Allah berfirman, “Dan janganlah kamu kawini wanita-wanita yang telah dikawini oleh ayahmu, terkecuali pada masa yang telah lampau. Sesungguhnya perbuatan itu amat keji dan dibenci Allah dan seburuk-buruk jalan (yang ditempuh).
Diharamkan atas kamu (mengawini) ibu-ibumu; anak-anakmu yang perempuan; saudara-saudaramu yang perempuan, saudara-saudara bapakmu yang perempuan; saudara-saudara ibumu yang perempuan; anak-anak perempuan dari saudara-saudaramu yang laki-laki; anak-anak perempuan dari saudara-saudaramu yang perempuan; ibu-ibumu yang menyusui kamu; saudara perempuan sepersusuan; ibu-ibu isterimu (mertua); anak-anak isterimu yang dalam pemeliharaanmu dari isteri yang telah kamu campuri, tetapi jika kamu belum campur dengan isterimu itu (dan sudah kamu ceraikan), maka tidak berdosa kamu mengawininya; (dan diharamkan bagimu) isteri-isteri anak kandungmu (menantu); dan menghimpunkan (dalam perkawinan) dua perempuan yang bersaudara, kecuali yang telah terjadi pada masa lampau; sesungguhnya Allah Maha Pengampun lagi Maha Penyayang.
Dan (diharamkan juga kamu mengawini) wanita yang bersuami, kecuali budak-budak yang kamu miliki (Allah telah menetapkan hukum itu) sebagai ketetapan-Nya atas kamu. Dan dihalalkan bagi kamu selain yang demikian (yaitu) mencari isteri-isteri dengan hartamu untuk dikawini bukan untuk berzina. Maka isteri-isteri yang telah kamu nikmati (campuri) di antara mereka, berikanlah kepada mereka maharnya (dengan sempurna), sebagai suatu kewajiban; dan tiadalah mengapa bagi kamu terhadap sesuatu yang kamu telah saling merelakannya, sesudah menentukan mahar itu.
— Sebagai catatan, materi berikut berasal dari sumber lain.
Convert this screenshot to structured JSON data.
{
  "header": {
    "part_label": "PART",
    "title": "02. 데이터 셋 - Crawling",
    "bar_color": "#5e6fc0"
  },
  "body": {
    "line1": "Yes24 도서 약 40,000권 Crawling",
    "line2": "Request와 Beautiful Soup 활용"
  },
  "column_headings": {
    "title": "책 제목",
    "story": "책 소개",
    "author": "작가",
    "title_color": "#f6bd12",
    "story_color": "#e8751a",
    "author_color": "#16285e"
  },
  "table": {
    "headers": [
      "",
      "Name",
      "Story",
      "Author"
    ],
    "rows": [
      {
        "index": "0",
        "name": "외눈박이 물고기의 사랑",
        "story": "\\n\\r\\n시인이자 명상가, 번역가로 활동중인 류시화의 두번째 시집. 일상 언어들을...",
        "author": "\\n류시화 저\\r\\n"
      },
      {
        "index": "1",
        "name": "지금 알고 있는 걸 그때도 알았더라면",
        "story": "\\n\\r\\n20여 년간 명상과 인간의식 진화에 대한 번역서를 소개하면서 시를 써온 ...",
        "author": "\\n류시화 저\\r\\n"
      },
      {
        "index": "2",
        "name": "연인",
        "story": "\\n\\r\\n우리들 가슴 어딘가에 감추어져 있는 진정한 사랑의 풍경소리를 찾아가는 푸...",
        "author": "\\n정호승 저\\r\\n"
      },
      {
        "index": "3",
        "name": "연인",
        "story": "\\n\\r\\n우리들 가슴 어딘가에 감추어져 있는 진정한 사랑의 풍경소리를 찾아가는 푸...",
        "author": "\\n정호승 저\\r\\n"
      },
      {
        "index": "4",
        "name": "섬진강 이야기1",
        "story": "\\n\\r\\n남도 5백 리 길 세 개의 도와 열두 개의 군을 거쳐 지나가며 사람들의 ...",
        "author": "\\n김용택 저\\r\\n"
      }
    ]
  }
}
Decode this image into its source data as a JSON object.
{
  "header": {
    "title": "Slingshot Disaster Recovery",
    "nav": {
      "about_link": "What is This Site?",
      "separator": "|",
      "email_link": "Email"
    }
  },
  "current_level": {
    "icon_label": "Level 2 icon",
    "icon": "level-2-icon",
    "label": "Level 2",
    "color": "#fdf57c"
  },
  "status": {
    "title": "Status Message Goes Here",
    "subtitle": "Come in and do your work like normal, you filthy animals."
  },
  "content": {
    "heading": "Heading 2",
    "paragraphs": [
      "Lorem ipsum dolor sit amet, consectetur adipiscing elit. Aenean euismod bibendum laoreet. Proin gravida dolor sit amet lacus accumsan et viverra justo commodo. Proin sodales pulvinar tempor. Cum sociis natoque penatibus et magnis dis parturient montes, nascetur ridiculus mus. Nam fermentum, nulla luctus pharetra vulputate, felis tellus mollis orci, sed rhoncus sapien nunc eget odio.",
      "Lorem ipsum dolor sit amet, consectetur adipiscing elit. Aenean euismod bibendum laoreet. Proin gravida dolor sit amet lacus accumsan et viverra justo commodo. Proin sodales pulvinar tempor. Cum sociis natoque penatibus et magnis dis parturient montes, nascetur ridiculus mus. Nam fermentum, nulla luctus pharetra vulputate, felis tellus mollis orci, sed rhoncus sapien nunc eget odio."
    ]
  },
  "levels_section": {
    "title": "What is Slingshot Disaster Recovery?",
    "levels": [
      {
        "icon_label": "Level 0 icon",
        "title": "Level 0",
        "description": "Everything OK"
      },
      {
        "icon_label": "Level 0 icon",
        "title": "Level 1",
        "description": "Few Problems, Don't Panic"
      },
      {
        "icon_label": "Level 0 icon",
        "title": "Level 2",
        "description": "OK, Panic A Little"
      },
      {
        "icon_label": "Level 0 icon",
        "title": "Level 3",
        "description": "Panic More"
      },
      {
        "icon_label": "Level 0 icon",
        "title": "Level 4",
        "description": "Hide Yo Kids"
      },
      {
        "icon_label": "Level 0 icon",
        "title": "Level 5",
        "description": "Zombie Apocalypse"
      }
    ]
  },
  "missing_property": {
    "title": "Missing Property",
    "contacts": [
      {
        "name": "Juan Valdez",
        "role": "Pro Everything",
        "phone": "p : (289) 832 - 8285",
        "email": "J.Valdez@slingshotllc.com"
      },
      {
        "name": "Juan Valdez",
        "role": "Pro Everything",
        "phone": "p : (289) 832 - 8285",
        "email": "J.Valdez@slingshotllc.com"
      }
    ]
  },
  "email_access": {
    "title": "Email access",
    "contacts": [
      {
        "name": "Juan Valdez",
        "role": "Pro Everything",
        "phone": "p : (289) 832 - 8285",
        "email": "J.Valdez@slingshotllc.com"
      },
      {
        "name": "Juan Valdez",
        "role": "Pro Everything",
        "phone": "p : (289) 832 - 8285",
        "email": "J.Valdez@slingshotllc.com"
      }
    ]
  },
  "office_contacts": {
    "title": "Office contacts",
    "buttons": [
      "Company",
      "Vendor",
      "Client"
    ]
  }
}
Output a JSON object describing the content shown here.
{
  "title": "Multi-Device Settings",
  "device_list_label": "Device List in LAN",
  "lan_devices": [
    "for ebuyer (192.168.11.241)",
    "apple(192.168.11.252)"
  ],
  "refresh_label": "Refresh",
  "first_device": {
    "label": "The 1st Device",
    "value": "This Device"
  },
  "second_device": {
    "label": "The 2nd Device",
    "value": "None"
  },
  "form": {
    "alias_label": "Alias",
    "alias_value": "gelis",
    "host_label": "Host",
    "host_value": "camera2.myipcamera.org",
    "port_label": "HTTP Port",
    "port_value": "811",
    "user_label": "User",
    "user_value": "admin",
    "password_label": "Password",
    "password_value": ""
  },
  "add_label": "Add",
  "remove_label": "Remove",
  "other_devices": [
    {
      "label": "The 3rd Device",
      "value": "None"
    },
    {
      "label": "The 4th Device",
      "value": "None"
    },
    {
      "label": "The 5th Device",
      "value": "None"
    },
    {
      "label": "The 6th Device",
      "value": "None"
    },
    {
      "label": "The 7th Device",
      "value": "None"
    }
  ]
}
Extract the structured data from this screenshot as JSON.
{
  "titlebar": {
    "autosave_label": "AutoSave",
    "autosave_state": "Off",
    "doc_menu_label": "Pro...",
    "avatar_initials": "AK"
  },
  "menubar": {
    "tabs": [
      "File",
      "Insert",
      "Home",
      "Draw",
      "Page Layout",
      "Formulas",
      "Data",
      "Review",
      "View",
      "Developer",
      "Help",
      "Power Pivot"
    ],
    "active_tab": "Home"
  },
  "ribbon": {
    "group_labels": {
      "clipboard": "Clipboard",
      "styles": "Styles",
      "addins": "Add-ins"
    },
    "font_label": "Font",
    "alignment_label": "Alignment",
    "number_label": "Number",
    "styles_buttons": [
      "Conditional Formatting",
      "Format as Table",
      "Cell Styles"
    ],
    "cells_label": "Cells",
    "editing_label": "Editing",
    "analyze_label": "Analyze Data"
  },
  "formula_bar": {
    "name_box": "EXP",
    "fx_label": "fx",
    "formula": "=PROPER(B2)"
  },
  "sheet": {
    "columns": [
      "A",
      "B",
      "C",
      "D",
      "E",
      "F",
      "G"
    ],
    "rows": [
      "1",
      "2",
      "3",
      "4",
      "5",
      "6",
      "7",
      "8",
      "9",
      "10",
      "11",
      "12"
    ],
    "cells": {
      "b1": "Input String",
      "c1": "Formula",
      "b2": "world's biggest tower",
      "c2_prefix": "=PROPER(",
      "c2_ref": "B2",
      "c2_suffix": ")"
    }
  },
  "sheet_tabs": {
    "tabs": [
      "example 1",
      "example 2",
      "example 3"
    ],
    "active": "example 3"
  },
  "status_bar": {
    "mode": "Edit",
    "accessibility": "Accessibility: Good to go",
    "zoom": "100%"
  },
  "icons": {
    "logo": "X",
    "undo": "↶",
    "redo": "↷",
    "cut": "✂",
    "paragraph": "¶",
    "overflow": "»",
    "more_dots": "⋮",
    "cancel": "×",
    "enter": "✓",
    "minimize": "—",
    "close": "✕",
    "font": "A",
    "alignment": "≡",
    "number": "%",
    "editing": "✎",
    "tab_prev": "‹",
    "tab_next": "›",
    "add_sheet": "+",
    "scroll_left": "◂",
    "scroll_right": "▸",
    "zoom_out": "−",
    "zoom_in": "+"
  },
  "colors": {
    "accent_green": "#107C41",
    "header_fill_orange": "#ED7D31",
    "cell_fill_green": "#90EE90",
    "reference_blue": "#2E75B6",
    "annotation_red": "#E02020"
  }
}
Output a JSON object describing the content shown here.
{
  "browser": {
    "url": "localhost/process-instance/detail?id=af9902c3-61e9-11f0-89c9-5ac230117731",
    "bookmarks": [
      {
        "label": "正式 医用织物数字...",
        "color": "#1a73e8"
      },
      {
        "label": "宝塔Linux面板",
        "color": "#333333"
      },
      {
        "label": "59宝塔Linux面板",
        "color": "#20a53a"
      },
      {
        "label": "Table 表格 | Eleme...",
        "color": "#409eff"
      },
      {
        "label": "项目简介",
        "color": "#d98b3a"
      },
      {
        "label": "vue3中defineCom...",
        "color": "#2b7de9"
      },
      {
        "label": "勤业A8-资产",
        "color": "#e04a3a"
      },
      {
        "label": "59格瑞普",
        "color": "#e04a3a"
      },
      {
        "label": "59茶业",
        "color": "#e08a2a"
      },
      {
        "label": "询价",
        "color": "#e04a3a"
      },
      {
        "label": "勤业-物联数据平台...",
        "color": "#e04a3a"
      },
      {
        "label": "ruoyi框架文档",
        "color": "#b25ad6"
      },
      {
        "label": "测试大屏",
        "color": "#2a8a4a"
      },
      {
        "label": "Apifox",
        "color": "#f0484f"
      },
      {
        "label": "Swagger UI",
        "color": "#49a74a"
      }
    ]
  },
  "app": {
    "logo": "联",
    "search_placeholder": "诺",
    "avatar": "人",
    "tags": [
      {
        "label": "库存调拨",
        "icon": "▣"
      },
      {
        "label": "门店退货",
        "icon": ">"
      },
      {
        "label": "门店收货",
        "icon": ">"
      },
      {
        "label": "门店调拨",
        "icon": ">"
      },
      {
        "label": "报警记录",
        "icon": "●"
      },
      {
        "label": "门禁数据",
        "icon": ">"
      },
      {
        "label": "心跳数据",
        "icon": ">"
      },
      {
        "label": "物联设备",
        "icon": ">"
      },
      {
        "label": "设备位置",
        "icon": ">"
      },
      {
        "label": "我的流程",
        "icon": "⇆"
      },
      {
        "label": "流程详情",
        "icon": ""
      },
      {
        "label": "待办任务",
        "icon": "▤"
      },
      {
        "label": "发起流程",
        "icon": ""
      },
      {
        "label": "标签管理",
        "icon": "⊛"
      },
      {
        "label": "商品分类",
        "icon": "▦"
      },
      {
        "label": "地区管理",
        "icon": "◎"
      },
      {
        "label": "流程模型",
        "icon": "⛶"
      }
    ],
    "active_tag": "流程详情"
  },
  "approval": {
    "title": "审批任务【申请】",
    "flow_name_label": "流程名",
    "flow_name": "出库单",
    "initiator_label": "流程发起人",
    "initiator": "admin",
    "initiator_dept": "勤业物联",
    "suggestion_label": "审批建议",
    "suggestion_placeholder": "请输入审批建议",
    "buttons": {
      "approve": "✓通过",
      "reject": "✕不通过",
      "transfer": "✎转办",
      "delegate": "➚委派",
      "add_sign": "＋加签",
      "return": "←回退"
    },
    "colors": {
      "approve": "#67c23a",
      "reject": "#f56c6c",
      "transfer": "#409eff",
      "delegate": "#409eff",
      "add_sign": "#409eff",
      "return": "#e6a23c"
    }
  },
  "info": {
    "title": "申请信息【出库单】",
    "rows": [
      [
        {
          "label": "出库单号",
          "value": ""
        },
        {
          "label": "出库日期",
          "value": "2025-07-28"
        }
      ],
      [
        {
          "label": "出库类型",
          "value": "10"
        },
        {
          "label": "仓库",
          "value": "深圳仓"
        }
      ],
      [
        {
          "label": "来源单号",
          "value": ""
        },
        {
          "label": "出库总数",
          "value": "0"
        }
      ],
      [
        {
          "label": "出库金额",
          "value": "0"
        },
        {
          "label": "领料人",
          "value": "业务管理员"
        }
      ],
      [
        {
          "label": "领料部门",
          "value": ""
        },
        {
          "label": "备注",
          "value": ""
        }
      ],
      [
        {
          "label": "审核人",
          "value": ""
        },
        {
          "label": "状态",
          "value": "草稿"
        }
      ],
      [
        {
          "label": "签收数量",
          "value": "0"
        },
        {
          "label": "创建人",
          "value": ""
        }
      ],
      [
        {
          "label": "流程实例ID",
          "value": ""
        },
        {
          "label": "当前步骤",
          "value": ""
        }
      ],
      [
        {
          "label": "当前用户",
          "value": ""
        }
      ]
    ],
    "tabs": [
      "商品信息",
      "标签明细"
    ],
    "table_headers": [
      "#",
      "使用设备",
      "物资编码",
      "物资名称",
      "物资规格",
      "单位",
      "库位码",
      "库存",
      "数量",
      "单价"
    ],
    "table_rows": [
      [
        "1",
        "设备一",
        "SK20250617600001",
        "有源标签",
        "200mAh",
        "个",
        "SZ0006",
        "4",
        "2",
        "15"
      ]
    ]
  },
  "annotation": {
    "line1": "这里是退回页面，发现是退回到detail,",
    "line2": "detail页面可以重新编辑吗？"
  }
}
Sesungguhnya Allah Maha Mengetahui lagi Maha Bijaksana.
Dan barangsiapa diantara kamu (orang merdeka) yang tidak cukup perbelanjaannya untuk mengawini wanita merdeka lagi beriman, ia boleh mengawini wanita yang beriman, dari budak-budak yang kamu miliki. Allah mengetahui keimananmu; sebahagian kamu adalah dari sebahagian yang lain, karena itu kawinilah mereka dengan seizin tuan mereka, dan berilah maskawin mereka menurut yang patut, sedang merekapun wanita-wanita yang memelihara diri, bukan pezina dan bukan (pula) wanita yang mengambil laki-laki lain sebagai piaraannya; dan apabila mereka telah menjaga diri dengan kawin, kemudian mereka melakukan perbuatan yang keji (zina), maka atas mereka separo hukuman dari hukuman wanita-wanita merdeka yang bersuami. (Kebolehan mengawini budak) itu, adalah bagi orang-orang yang takut kepada kemasyakatan menjaga diri (dari perbuatan zina) di antara kamu, dan kesabaran itu lebih baik bagimu. Dan Allah Maha Pengampun lagi Maha Penyayang,” (An-Nisa’: 22-25).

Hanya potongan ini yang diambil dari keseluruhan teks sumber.